La Boîte à lettres: 35 ans de lutte à l’analphabétisme et à la pauvreté

La Boîte à lettres: 35 ans de lutte à l’analphabétisme et à la pauvreté
(Photo : Jean Laramée - Le Courrier du Sud)

La Boîte à lettres (BAL) de Longueuil célèbre cette année ses 35 ans d’alphabétisation populaire auprès jeunes de 16 à 25 ans.
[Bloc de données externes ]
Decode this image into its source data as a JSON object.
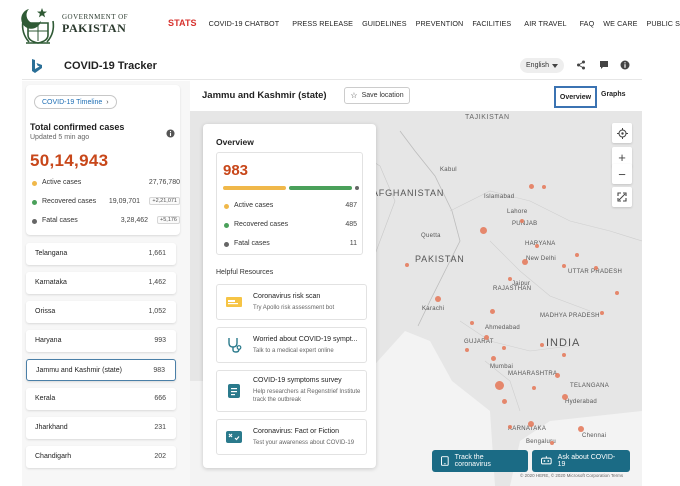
{
  "gov": {
    "line1": "GOVERNMENT OF",
    "line2": "PAKISTAN",
    "nav": [
      {
        "label": "STATS",
        "name": "nav-stats"
      },
      {
        "label": "COVID-19  CHATBOT",
        "name": "nav-chatbot"
      },
      {
        "label": "PRESS RELEASE",
        "name": "nav-press-release"
      },
      {
        "label": "GUIDELINES",
        "name": "nav-guidelines"
      },
      {
        "label": "PREVENTION",
        "name": "nav-prevention"
      },
      {
        "label": "FACILITIES",
        "name": "nav-facilities"
      },
      {
        "label": "AIR TRAVEL",
        "name": "nav-air-travel"
      },
      {
        "label": "FAQ",
        "name": "nav-faq"
      },
      {
        "label": "WE CARE",
        "name": "nav-we-care"
      },
      {
        "label": "PUBLIC SERVICE MESSAGE",
        "name": "nav-public-service-message"
      }
    ]
  },
  "tracker": {
    "title": "COVID-19 Tracker",
    "language": "English",
    "icons": [
      "share-icon",
      "comment-icon",
      "info-icon"
    ]
  },
  "summary": {
    "timeline_button": "COVID-19 Timeline",
    "title": "Total confirmed cases",
    "updated": "Updated 5 min ago",
    "total": "50,14,943",
    "rows": [
      {
        "label": "Active cases",
        "value": "27,76,780",
        "change": "",
        "color": "#f0b84a"
      },
      {
        "label": "Recovered cases",
        "value": "19,09,701",
        "change": "+2,21,071",
        "color": "#4aa05a"
      },
      {
        "label": "Fatal cases",
        "value": "3,28,462",
        "change": "+5,176",
        "color": "#666666"
      }
    ]
  },
  "states": [
    {
      "name": "Telangana",
      "count": "1,661"
    },
    {
      "name": "Karnataka",
      "count": "1,462"
    },
    {
      "name": "Orissa",
      "count": "1,052"
    },
    {
      "name": "Haryana",
      "count": "993"
    },
    {
      "name": "Jammu and Kashmir (state)",
      "count": "983"
    },
    {
      "name": "Kerala",
      "count": "666"
    },
    {
      "name": "Jharkhand",
      "count": "231"
    },
    {
      "name": "Chandigarh",
      "count": "202"
    }
  ],
  "selected_state_index": 4,
  "map": {
    "region_title": "Jammu and Kashmir (state)",
    "save_label": "Save location",
    "tabs": [
      "Overview",
      "Graphs"
    ],
    "labels": {
      "tajikistan": "TAJIKISTAN",
      "afghanistan": "AFGHANISTAN",
      "pakistan": "PAKISTAN",
      "india": "INDIA",
      "punjab": "PUNJAB",
      "haryana": "HARYANA",
      "uttar_pradesh": "UTTAR PRADESH",
      "rajasthan": "RAJASTHAN",
      "gujarat": "GUJARAT",
      "madhya_pradesh": "MADHYA PRADESH",
      "maharashtra": "MAHARASHTRA",
      "karnataka": "KARNATAKA",
      "telangana": "TELANGANA",
      "islamabad": "Islamabad",
      "lahore": "Lahore",
      "quetta": "Quetta",
      "karachi": "Karachi",
      "new_delhi": "New Delhi",
      "jaipur": "Jaipur",
      "ahmedabad": "Ahmedabad",
      "mumbai": "Mumbai",
      "hyderabad": "Hyderabad",
      "bengaluru": "Bengaluru",
      "kabul": "Kabul",
      "chennai": "Chennai"
    },
    "copyright": "© 2020 HERE, © 2020 Microsoft Corporation  Terms",
    "actions": {
      "track": "Track the coronavirus",
      "ask": "Ask about COVID-19"
    }
  },
  "overview": {
    "title": "Overview",
    "total": "983",
    "bar_fractions": {
      "active": 0.495,
      "recovered": 0.493,
      "fatal": 0.011
    },
    "rows": [
      {
        "label": "Active cases",
        "value": "487",
        "color": "#f0b84a"
      },
      {
        "label": "Recovered cases",
        "value": "485",
        "color": "#4aa05a"
      },
      {
        "label": "Fatal cases",
        "value": "11",
        "color": "#666666"
      }
    ]
  },
  "resources": {
    "title": "Helpful Resources",
    "items": [
      {
        "title": "Coronavirus risk scan",
        "subtitle": "Try Apollo risk assessment bot",
        "icon": "apollo-logo-icon"
      },
      {
        "title": "Worried about COVID-19 sympt...",
        "subtitle": "Talk to a medical expert online",
        "icon": "stethoscope-icon"
      },
      {
        "title": "COVID-19 symptoms survey",
        "subtitle": "Help researchers at Regenstrief Institute track the outbreak",
        "icon": "survey-icon"
      },
      {
        "title": "Coronavirus: Fact or Fiction",
        "subtitle": "Test your awareness about COVID-19",
        "icon": "quiz-icon"
      }
    ]
  },
  "colors": {
    "accent_red": "#c8471a",
    "stats_red": "#d7322e",
    "active": "#f0b84a",
    "recovered": "#4aa05a",
    "fatal": "#666666",
    "action_teal": "#1b6b85",
    "link_blue": "#1f6fb5"
  }
}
Pour l’occasion, l’organisme tenait une soirée festive le 27 juin et présentait une nouvelle murale collective réalisée par Korb, Dose Culture et des participants, ainsi que son projet d’aménagement d’un studio d’enregistrement dès l’automne, pour permettre aux jeunes de s’exprimer par l’écrit et de stimuler leur créativité.

Depuis 35 ans, la BAL favorise et revendique une éducation émancipatrice et inclusive. Elle contribue à la transformation sociale en s’attaquant aux inégalités vécues par des jeunes sous-scolarisés par la sensibilisation, l’intervention et la mobilisation.

En 2010, l’organisme publiait une plaquette intitulée Le système d’éducation et les milieux défavorisés: un miroir fidèle des inégalités sociales. Puis, cette année, un chercheur de l’UdeM publiait une étude concluant que «la structure des écoles secondaires contribue à reproduire les inégalités sociales».

«Ce n’est pas un hasard si les jeunes analphabètes que nous recevons proviennent de classes populaires et ont presque tous et toutes été placés en classes spéciales», souligne Charlotte Gilbert, intervenante et responsable aux communications de la BAL.

La BAL rappelle qu’au Québec, l’État oblige tous les enfants à fréquenter l’école jusqu’à 16 ans, mais que s’ils fréquentent les classes spéciales (système en parallèle du secteur régulier), ils en ressortent sans qu’on leur ait offert les mêmes possibilités d’avenir qu’au régulier, les classes spéciales ne donnant pas de diplôme (DES) à la fin du parcours.

«Les classes spéciales, c’est comme une condamnation, lance Marc-André Blondin, participant de la BAL. On se fait mettre de côté et étiqueter comme un délinquant. Quand on sait qu’on n’aura pas de diplôme, c’est là qu’on fait des faux choix comme la petite criminalité.»

«Quand on sait qu’on n’aura pas de diplôme, ce n’est pas nous qui décrochons, c’est l’école qui a décroché de nous», ajoute Steve, ancien participant de la BAL.

«Pour lutter contre l’analphabétisme, il faut lutter contre la pauvreté», soutient Françoise Lefebvre, responsable à la coordination et au financement de la BAL.